The suggestion by Linda Melvern [obituary, 14 May] that Brigadier Michael Harbottle's Generals for Peace and Disarmament were unjustly maligned does not stand up to scrutiny, writes Julian Lewis.
In September 1984, the former Foreign Office ministers Lord Chalfont and Sir Peter Blaker, together with myself, published the results of our detailed research into the group.
Without the protection of parliamentary privilege, we described Generals for Peace as "intimately linked with the World Peace Council and other organs of the Soviet propaganda machine". For example, the key figure behind its formation and co-ordination was Dr Gerhard Kade - a very senior cog in the Soviet "peace" machine - and half of its founder members belonged to the notorious World Peace Council.
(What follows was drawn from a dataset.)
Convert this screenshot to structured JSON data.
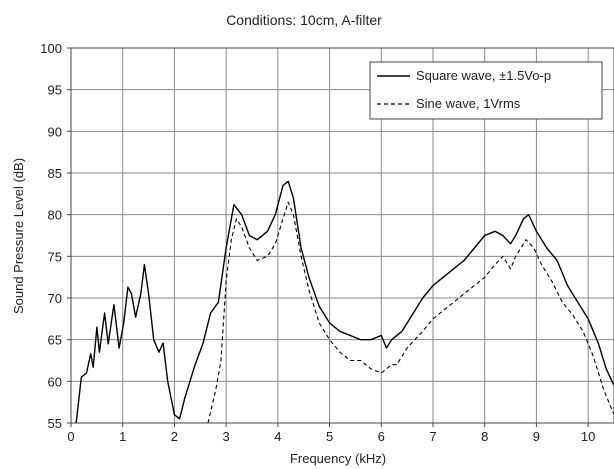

None of us received so much as a solicitor's letter from Brigadier Harbottle, despite our statement that there was "a series of direct links running from the Generals for Peace at the bottom to the Politburo at the top" (Daily Telegraph, 25 September 1984).
It was almost a decade later that the Independent itself published an account (26 April 1994) confirming our claims from the far side of the Cold War divide. You reported that, according to Gunther Bohnsack - who spent 26 years in the Active Measures Department of East German intelligence - "Generals for Peace was conceived, organised and financed by the Stasi . . . This created a real power that was in line with Moscow's ideas . . . and we always controlled this through our intelligence services in Moscow and East Berlin."
To those of us who recalled the Generals' launch of a three-hour film about themselves in 1986, in the presence of that "champion of peace" Erich Honecker, the role of the Stasi in orchestrating their group came as no surprise at all.